La médecine du travail française traverse une vraie déprime. Désorientée et souvent dépourvue de moyens, elle subit de plein fouet une totale remise en question de sa mission médicale.  » Tout le Code du travail a été construit autour du risque d’intégrité physique. Or, aujourd’hui, le véritable problème, c’est tout le reste : c’est-à-dire la souffrance mentale du salarié « , souligne Colette Jacques, médecin inspecteur régional du travail et de la main-d’oeuvre.  » Nous nous sentons un peu démunis ; nous avons du mal à traiter la dimension psychologique des pathologies que nous pouvons constater « , reconnaît Claire Quinsat, médecin du travail interentreprises. Et d’ajouter :  » Nous avons surtout du mal à passer de l’individuel au collectif.  » Car là réside tout le dilemme : s’investir ou non dans le débat sur l’organisation du travail au sein de l’entreprise. Mais, pour l’instant, nombreux sont les médecins qui déplorent que leur rôle se limite à tirer une sonnette d’alarme quand la situation devient réellement catastrophique.  » L’organisation du travail est encore le domaine réservé du chef d’entreprise. Nous n’avons malheureusement qu’une influence extrêmement ponctuelle « , avertit, un peu résignée, Françoise Demogeot, médecin du travail à Nancy. G. B.

 

LE TABOU DU SUICIDE EN ENTREPRISE

Une grande entreprise publique qui s’inquiète de la mutiplication des cas de suicide dans l’un de ses principaux bureaux d’études ; un salarié qui se supprime en exigeant, dans une lettre d’adieux, que la direction n’assiste pas à son enterrement ; quatre employées sur cinq du service comptabilité qui mettent fin à leurs jours en l’espace d’un mois dans une caisse de retraite ; une trentaine de suicides recensés à La Poste chaque année On savait que le chômage pouvait tuer. Le travail semble être aussi un facteur d’usure de la santé mentale des salariés. Tabou, le suicide sur ou en dehors du lieu de travail reste un sujet méconnu.

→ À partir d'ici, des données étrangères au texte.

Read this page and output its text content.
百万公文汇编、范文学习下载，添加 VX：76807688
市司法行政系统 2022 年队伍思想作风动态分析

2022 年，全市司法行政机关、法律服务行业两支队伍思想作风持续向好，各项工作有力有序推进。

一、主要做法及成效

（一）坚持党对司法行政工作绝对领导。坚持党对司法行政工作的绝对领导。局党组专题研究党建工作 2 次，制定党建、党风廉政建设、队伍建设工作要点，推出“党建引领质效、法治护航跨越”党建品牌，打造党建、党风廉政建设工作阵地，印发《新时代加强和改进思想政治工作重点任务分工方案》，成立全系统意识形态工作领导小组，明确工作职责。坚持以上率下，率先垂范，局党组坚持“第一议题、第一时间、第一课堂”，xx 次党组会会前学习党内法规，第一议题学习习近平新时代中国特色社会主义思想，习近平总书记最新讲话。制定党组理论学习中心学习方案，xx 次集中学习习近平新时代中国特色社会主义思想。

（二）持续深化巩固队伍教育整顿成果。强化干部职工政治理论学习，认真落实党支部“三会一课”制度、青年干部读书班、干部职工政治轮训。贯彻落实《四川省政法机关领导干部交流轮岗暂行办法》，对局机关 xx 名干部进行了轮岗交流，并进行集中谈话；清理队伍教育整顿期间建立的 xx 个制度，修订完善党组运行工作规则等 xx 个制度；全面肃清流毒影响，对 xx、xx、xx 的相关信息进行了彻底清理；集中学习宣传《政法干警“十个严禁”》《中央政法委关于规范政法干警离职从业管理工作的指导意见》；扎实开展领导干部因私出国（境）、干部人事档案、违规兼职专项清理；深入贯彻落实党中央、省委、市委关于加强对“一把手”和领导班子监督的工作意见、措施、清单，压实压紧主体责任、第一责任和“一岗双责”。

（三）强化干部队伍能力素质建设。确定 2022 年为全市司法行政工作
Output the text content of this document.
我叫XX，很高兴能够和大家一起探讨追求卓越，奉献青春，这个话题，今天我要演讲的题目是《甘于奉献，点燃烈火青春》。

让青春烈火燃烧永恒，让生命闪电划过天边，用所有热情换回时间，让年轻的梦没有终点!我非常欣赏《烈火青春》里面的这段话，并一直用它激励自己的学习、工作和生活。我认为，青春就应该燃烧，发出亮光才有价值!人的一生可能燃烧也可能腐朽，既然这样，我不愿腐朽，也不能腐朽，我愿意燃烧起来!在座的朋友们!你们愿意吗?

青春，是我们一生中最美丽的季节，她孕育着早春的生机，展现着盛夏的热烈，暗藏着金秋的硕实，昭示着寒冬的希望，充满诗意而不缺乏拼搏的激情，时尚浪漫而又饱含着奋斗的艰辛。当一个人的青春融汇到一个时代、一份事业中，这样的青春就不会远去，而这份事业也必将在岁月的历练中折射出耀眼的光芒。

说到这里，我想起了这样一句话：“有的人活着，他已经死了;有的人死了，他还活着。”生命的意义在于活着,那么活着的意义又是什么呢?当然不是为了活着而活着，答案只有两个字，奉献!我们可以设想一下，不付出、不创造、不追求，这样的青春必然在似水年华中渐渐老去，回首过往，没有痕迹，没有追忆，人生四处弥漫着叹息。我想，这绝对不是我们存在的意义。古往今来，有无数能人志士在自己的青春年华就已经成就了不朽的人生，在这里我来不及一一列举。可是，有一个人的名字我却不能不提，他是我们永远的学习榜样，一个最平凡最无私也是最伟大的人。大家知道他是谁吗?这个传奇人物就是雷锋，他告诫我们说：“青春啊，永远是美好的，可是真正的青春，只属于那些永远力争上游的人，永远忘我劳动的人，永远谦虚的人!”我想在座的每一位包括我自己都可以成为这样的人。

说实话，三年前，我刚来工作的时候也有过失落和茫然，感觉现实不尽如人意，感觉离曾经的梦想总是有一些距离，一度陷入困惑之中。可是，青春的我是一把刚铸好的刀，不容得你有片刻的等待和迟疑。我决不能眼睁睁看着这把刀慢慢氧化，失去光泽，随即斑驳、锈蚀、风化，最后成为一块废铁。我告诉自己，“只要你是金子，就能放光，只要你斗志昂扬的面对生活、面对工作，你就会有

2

Les études sur le sujet sont quasi inexistantes, et les causes d’un tel geste restent toujours difficiles à élucider. Mais, sous la pression croissante subie par les salariés, les médecins du travail commencent à s’interroger.  » Jusqu’ici, lorsqu’un salarié se suicidait, les entreprises avaient tendance à dire que cette personne était perturbée. Aujourd’hui, la réaction du responsable du service est de réunir le personnel pour expliquer que ce geste n’était pas dû au travail « , analyse Philippe Davezies, enseignant-chercheur en médecine du travail à la Faculté Laennec de Lyon. Ce qui est en soi déjà un indicateur F. B.